Estudantes venezuelanos fazem protestos contra o governo em Caracas, em 17 de fevereiro de 2014

Os Estados Unidos chamaram nesta segunda-feira 17 de "falsas e sem fundamento" as acusações da Venezuela de que Washington está colaborando com os protestos contra o governo do presidente Nicolás Maduro.

"Apoiamos os direitos humanos e as liberdades fundamentais --incluindo a liberdade de expressão e o direito de reunião-- na Venezuela e em todos os países do mundo. Mas, como temos dito há muito tempo, corresponde ao povo venezuelano decidir o futuro político da Venezuela", disse a porta-voz do Departamento de Estado, Jen Psaki.

"As alegações de que os Estados Unidos estão ajudando a organizar os manifestantes na Venezuela são falsas e sem fundamento," acrescentou Psaki.

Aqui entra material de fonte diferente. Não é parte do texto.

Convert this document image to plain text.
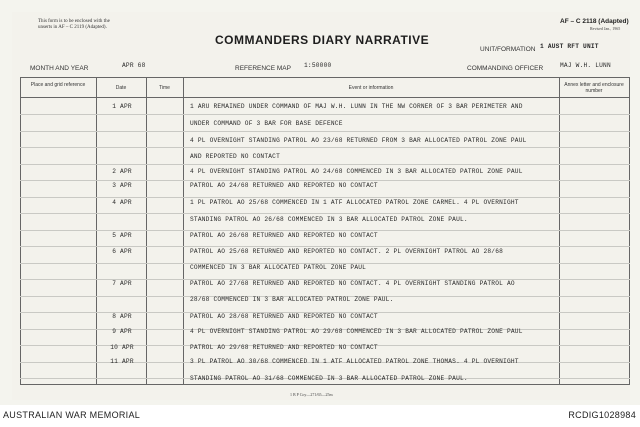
This form is to be enclosed with the
unserts in AF – C 2119 (Adapted).
AF – C 2118 (Adapted)
Revised Jan., 1965
COMMANDERS DIARY NARRATIVE
UNIT/FORMATION 1 AUST RFT UNIT
MONTH AND YEAR	APR 68	REFERENCE MAP 1:50000	COMMANDING OFFICER	MAJ W.H. LUNN
Place and grid reference	Date	Time	Event or information	Annex letter and enclosure number
1 APR	1 ARU REMAINED UNDER COMMAND OF MAJ W.H. LUNN IN THE NW CORNER OF 3 BAR PERIMETER AND
UNDER COMMAND OF 3 BAR FOR BASE DEFENCE
4 PL OVERNIGHT STANDING PATROL AO 23/68 RETURNED FROM 3 BAR ALLOCATED PATROL ZONE PAUL
AND REPORTED NO CONTACT
2 APR	4 PL OVERNIGHT STANDING PATROL AO 24/68 COMMENCED IN 3 BAR ALLOCATED PATROL ZONE PAUL
3 APR	PATROL AO 24/68 RETURNED AND REPORTED NO CONTACT
4 APR	1 PL PATROL AO 25/68 COMMENCED IN 1 ATF ALLOCATED PATROL ZONE CARMEL. 4 PL OVERNIGHT
STANDING PATROL AO 26/68 COMMENCED IN 3 BAR ALLOCATED PATROL ZONE PAUL.
5 APR	PATROL AO 26/68 RETURNED AND REPORTED NO CONTACT
6 APR	PATROL AO 25/68 RETURNED AND REPORTED NO CONTACT. 2 PL OVERNIGHT PATROL AO 28/68
COMMENCED IN 3 BAR ALLOCATED PATROL ZONE PAUL
7 APR	PATROL AO 27/68 RETURNED AND REPORTED NO CONTACT. 4 PL OVERNIGHT STANDING PATROL AO
28/68 COMMENCED IN 3 BAR ALLOCATED PATROL ZONE PAUL.
8 APR	PATROL AO 28/68 RETURNED AND REPORTED NO CONTACT
9 APR	4 PL OVERNIGHT STANDING PATROL AO 29/68 COMMENCED IN 3 BAR ALLOCATED PATROL ZONE PAUL
10 APR	PATROL AO 29/68 RETURNED AND REPORTED NO CONTACT
11 APR	3 PL PATROL AO 30/68 COMMENCED IN 1 ATF ALLOCATED PATROL ZONE THOMAS. 4 PL OVERNIGHT
STANDING PATROL AO 31/68 COMMENCED IN 3 BAR ALLOCATED PATROL ZONE PAUL.
1 B P Coy—271/65—25m
AUSTRALIAN WAR MEMORIAL	RCDIG1028984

Maduro anunciou na noite de domingo a expulsão de três diplomatas americanos acusados de se reunir com os líderes das manifestações.

Nesta segunda-feira, o chanceler venezuelano, Elías Jaua, denunciou a ingerência do governo dos Estados Unidos nos recentes protestos estudantis e revelou os nomes dos três funcionários da embaixada na Venezuela, dando 48 horas para que deixem o país.

Os diplomatas expulsos são Breean Marie McCusker, segunda secretária exercendo funções de vice-cônsul na Venezuela; Jeffrey Gordon Elsen, segundo secretário da embaixada que também exerce funções de vice-cônsul; e Kristopher Lee Clark, segundo secretário.

Psaki disse que o Departamento de Estado não foi notificado formalmente das expulsões.

Nas últimas duas semanas, estudantes venezuelanos saíram às ruas de Caracas e de outras cidades do país para protestar contra a crescente crise econômica e a violência. Eles exigiam também a liberação de jovens detidos em outros protestos.

Na quarta-feira passada, depois de uma passeata reunindo milhares de estudantes, acompanhada por líderes da oposição, incidentes foram registrados entre manifestantes, policiais e grupos seguidores do governo. Três pessoas morreram e 66 ficaram feridas.

O governo acusou "grupos da ultradireita infiltrados" com o objetivo de provocar "um golpe de Estado", e responsabilizou o líder opositor Leopoldo López pelas mortes.